The hero — whose quest for work gives the title, the moral and the bulk of social commentary to the novel, is a young man named Joseph Coney (‘he looked as most young men of his class look, until one has time to recognise their individuality’ (39)).  Describing Jos’s descent from recently arrived country carpenter looking for work and renting a room from the Elwins to his forced move to a common lodging house, to his first fatal taste of gin to the doss house to the workhouse, there’s stuff like this:

It is commonly supposed that men of his class feel a sort of general spooniness, mixed with a good deal of animalism, for their sweethearts (106).

I’m not even sure what that means, this book is full of stereotyped visions of the working classes with some checks given by the reality she observes, but not very many. Class permeates this book and how she sees things. There’s more of the city when Jos heads down on his first day to work at the docks — a position so low it is impossible to return from it, a last hope for the money needed to stay alive:

Half-past six o’clock the following morning found Jos at Fenchurch Street station.
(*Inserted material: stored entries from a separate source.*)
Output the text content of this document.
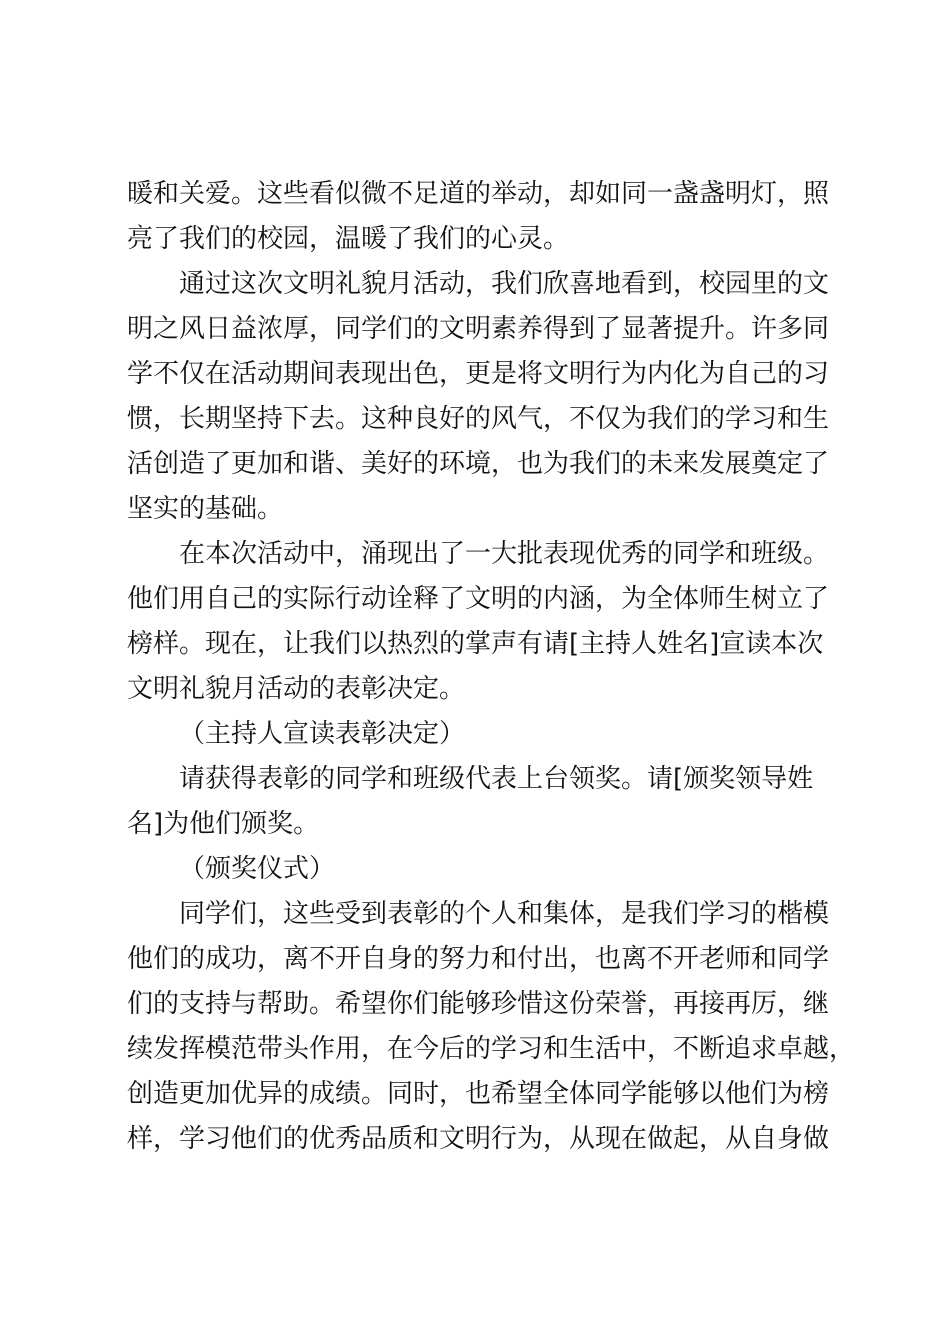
暖和关爱。这些看似微不足道的举动，却如同一盏盏明灯，照
亮了我们的校园，温暖了我们的心灵。
通过这次文明礼貌月活动，我们欣喜地看到，校园里的文
明之风日益浓厚，同学们的文明素养得到了显著提升。许多同
学不仅在活动期间表现出色，更是将文明行为内化为自己的习
惯，长期坚持下去。这种良好的风气，不仅为我们的学习和生
活创造了更加和谐、美好的环境，也为我们的未来发展奠定了
坚实的基础。
在本次活动中，涌现出了一大批表现优秀的同学和班级。
他们用自己的实际行动诠释了文明的内涵，为全体师生树立了
榜样。现在，让我们以热烈的掌声有请[主持人姓名]宣读本次
文明礼貌月活动的表彰决定。
（主持人宣读表彰决定）
请获得表彰的同学和班级代表上台领奖。请[颁奖领导姓
名]为他们颁奖。
（颁奖仪式）
同学们，这些受到表彰的个人和集体，是我们学习的楷模
他们的成功，离不开自身的努力和付出，也离不开老师和同学
们的支持与帮助。希望你们能够珍惜这份荣誉，再接再厉，继
续发挥模范带头作用，在今后的学习和生活中，不断追求卓越，
创造更加优异的成绩。同时，也希望全体同学能够以他们为榜
样，学习他们的优秀品质和文明行为，从现在做起，从自身做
Half-past six is an unpleasant hour in that part of the city. The streets look greasy. There are not enough people about to enliven the houses. Shops have shutters up; untidy girls are scrubbing doorsteps; no one is there, except men on their way to work, old women going to market, and that scum of the populace who sleep in any hole they can, and live in any way they may; bleating sheep and lowing cattle are being driven along by butchers; yawning policemen are talking over a suicide here, a murder there; lean dogs are acting as scavengers, ragged children are seeking breakfast in dust heaps and gutters. The damp morning air is adding to the unpleasant smells in the atmosphere.

Little wonder that public houses entice customers! (126-127)

Her descriptions of the doss house and all of its characters, including Squirrel, a little ‘foreign’ girl who takes care of Jos, seem drawn from observation, as does that of the workhouse. Jose is set to break granite and he can’t do it, instead injuring himself as a splinter of stone injures his eye and seals his fate. Polly marries her Methodist class leader while Jos walks home to his village and dies of starvation on top of his mother’s grave. Squirrel jumps into the Thames, unable to bear London without Jos. It is one hell of a morality tale.